Holly secoue simplement la tête, les yeux toujours posés sur son magazine.
Hodges demande :
« Je suppose que personne n’a trouvé de mystérieuse lettre Z dans la chambre du jeune Frias après son suicide avec M lle Countryman ?
— Bien sûr que non, répond Izzy.
– À ta connaissance, la corrige Hodges. C’est pas ce que tu veux dire ? Étant donné que tu viens juste de découvrir celle-ci ?
— Oh, je t’en prie, dit Izzy. Tout ça est absurde. »
Elle regarde ostensiblement sa montre et se lève.
Pete se lève aussi. Holly reste assise, regardant son numéro d’ Inside View volé. Hodges ne bouge pas non plus, du moins pour le moment.
« Tu iras vérifier les photos Frias-Countryman, hein, Pete ? Juste pour être sûr ?
— Oui. Mais Izzy a raison, c’est absurde, j’aurais pas dû vous demander de venir.
— Je suis content que tu l’aies fait.
— Et… je m’en veux toujours de la façon dont on a traité M me Trelawney, OK ? » Pete regarde Hodges mais Hodges a dans l’idée que c’est à la femme frêle et pâle avec le magazine people sur les genoux qu’il s’adresse réellement. « Dès le début je me suis persuadé qu’elle avait laissé ses clés sur le contact. Je me suis fermé à toute autre possibilité. Je me suis promis de ne plus jamais faire ça.

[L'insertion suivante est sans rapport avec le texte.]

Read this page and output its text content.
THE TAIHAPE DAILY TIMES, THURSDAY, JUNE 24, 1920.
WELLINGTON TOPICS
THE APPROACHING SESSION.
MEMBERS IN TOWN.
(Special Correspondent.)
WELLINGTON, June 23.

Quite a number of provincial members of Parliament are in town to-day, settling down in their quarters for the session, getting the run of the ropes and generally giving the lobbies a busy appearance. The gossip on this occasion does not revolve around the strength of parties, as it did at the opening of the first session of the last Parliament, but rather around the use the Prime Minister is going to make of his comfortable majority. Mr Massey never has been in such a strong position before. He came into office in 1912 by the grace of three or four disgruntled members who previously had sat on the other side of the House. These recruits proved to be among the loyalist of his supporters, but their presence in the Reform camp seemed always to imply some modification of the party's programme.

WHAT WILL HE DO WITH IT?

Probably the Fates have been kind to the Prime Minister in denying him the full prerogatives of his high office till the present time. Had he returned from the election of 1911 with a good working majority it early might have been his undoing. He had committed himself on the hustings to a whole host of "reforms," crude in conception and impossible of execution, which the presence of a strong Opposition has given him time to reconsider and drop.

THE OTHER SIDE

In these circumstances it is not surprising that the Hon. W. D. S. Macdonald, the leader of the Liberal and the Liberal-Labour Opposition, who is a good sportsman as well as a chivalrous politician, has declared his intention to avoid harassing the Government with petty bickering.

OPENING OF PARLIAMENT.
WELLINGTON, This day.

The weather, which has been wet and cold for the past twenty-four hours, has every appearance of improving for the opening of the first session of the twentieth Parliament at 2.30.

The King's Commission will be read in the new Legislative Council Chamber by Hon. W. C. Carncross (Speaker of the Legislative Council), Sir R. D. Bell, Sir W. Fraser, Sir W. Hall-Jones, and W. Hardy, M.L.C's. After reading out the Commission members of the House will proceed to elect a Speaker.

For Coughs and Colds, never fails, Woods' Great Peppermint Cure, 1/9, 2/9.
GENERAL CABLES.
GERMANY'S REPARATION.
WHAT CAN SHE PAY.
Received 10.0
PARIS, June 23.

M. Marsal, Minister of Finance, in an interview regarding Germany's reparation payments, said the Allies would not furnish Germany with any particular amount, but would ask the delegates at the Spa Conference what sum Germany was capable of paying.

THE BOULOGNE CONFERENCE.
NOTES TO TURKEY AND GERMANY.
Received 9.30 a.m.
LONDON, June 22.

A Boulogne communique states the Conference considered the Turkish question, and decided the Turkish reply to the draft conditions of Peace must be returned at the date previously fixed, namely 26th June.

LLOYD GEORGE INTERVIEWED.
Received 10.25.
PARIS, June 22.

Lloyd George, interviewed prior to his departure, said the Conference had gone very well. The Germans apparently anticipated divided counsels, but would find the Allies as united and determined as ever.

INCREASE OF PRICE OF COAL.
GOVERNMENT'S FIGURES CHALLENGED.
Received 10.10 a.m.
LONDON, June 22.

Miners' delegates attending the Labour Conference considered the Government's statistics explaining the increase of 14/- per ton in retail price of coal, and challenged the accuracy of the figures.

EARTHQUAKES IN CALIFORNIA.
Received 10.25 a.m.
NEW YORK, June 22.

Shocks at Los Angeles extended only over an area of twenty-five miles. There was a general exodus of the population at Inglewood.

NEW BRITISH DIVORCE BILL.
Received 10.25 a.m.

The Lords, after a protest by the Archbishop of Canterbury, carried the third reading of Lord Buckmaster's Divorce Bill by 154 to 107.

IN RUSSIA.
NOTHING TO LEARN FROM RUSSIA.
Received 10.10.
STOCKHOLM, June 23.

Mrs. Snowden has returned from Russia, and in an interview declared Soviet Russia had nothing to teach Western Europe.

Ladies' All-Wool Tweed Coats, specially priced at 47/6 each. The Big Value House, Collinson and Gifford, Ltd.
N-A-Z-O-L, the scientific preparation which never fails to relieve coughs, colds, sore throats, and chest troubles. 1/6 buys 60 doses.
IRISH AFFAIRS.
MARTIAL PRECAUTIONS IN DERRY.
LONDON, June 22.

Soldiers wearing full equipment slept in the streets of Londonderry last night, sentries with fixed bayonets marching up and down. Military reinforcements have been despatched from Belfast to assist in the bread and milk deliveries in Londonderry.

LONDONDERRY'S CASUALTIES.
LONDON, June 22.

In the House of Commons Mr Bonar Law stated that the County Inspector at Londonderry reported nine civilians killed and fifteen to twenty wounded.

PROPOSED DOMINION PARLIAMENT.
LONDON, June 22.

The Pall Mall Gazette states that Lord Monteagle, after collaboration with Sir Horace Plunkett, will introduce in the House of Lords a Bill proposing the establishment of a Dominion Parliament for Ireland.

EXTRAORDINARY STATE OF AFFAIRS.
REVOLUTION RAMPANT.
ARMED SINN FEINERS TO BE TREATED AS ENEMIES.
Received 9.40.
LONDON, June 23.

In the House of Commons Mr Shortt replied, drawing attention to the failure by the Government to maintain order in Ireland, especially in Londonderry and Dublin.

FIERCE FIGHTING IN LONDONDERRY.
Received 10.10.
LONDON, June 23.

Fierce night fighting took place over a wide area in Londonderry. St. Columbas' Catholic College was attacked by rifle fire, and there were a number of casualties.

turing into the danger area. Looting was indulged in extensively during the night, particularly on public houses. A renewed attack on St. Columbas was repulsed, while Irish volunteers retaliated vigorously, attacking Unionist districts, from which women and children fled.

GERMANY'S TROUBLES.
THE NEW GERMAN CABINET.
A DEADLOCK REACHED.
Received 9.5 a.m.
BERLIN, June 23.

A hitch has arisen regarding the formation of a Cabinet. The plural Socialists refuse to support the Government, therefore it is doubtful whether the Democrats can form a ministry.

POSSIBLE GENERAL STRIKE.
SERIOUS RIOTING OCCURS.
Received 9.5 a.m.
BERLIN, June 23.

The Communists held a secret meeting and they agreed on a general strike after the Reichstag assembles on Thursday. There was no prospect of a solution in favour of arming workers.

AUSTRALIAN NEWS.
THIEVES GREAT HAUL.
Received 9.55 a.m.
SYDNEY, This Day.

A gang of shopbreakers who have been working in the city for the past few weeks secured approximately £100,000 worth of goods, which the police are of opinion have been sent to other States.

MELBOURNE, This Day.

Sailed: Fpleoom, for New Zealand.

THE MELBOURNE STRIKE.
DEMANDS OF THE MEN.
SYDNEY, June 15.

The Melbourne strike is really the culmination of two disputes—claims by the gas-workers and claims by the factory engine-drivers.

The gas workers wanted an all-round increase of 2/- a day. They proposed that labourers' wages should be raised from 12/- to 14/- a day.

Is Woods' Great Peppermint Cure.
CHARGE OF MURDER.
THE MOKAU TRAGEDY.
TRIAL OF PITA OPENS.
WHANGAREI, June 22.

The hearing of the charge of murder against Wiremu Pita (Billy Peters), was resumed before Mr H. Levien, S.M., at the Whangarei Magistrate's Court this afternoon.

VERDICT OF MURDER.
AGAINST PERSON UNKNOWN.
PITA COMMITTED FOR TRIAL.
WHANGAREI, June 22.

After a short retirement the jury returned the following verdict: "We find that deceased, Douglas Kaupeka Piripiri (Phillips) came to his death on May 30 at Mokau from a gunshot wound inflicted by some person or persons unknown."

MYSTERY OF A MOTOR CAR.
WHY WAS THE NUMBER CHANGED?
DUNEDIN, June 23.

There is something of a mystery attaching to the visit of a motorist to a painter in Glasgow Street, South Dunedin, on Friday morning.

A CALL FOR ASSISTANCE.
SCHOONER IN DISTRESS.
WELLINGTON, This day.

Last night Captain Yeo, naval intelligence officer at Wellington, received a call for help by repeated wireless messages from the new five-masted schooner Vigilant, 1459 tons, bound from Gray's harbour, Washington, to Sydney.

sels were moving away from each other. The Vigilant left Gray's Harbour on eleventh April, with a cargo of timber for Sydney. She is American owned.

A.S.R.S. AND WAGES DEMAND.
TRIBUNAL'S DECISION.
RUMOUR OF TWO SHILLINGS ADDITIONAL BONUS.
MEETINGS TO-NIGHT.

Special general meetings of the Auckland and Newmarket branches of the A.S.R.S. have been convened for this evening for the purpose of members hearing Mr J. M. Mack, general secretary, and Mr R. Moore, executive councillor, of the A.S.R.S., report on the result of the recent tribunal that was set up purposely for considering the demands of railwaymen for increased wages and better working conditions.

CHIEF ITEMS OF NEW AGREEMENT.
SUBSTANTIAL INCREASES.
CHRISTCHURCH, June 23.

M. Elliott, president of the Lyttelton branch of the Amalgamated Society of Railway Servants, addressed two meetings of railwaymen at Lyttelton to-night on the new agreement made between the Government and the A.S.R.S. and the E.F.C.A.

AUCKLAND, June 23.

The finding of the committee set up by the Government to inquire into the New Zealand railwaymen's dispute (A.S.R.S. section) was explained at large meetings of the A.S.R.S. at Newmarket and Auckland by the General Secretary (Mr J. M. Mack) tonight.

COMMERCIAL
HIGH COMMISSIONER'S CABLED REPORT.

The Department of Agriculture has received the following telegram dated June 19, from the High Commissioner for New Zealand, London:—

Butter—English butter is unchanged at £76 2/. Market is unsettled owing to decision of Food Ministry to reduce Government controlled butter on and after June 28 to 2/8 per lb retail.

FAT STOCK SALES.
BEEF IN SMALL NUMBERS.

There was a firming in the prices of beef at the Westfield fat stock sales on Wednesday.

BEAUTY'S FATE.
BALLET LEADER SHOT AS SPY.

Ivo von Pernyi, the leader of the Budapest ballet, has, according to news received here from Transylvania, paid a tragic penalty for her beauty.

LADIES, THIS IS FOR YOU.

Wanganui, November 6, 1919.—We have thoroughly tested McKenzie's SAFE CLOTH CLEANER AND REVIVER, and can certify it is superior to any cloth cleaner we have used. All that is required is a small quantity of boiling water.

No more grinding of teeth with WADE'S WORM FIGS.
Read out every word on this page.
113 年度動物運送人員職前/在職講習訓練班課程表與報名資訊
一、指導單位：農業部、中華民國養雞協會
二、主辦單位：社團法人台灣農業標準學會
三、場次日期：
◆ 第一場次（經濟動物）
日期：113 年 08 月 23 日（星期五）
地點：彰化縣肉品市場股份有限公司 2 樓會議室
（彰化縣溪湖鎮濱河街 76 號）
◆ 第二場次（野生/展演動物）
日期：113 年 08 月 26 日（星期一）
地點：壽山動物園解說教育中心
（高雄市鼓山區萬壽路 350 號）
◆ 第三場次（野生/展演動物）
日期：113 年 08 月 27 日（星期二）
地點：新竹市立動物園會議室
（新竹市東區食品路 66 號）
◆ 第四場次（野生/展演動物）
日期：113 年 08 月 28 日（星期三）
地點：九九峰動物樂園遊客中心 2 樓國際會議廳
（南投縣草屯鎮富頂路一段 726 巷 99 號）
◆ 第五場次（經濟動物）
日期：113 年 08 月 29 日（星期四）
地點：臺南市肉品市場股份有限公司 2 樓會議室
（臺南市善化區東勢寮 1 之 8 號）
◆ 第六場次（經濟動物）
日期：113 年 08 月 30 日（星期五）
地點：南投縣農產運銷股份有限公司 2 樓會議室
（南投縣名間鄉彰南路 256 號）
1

— Je comprends, dit Hodges.
— Une chose sur laquelle on peut tous se mettre d’accord, dit Izzy, c’est que le temps où Hartsfield écrasait des gens, essayait de les faire sauter ou de les pousser au suicide est loin derrière lui. Donc à moins qu’on ait tous atterri dans un film appelé Le Fils de Brady , je suggère qu’on quitte la maison de feu M me Ellerton et que chacun reprenne ses petites affaires. Des objections ? »
Aucune objection.
Hodges et Holly restent un moment dans l’allée avant de monter en voiture, laissant le vent froid de janvier les malmener. Il vient du nord, directement du Canada, aussi l’odeur habituelle du grand lac pollué à l’est est agréablement absente. Il n’y a que quelques maisons de ce côté-ci de Hilltop Court, et la plus proche porte un panneau À VENDRE. Hodges s’aperçoit que l’agent immobilier est Tom Saubers et il sourit. Tom aussi a été grièvement blessé au City Center mais il a réussi à remonter quasiment toute la pente. Hodges est toujours stupéfait de la résilience dont sont capables certains hommes et certaines femmes. Ça ne lui redonne pas exactement espoir en la race humaine mais…
En fait, si.
Dans la voiture, Holly pose le Inside View par terre le temps d’accrocher sa ceinture et le ramasse aussitôt. Ni Pete ni Isabelle ne se sont opposés à ce qu’elle le prenne. Hodges n’est même pas sûr qu’ils aient remarqué. Ça serait pas étonnant. Pour eux, la maison de M me Ellerton n’est pas vraiment une scène de crime, même si c’est bien ce qu’elle est aux yeux de la loi. Pete était troublé, certes, mais Hodges ne met pas ça sur le compte de l’intuition policière, plutôt une espèce de réaction superstitieuse.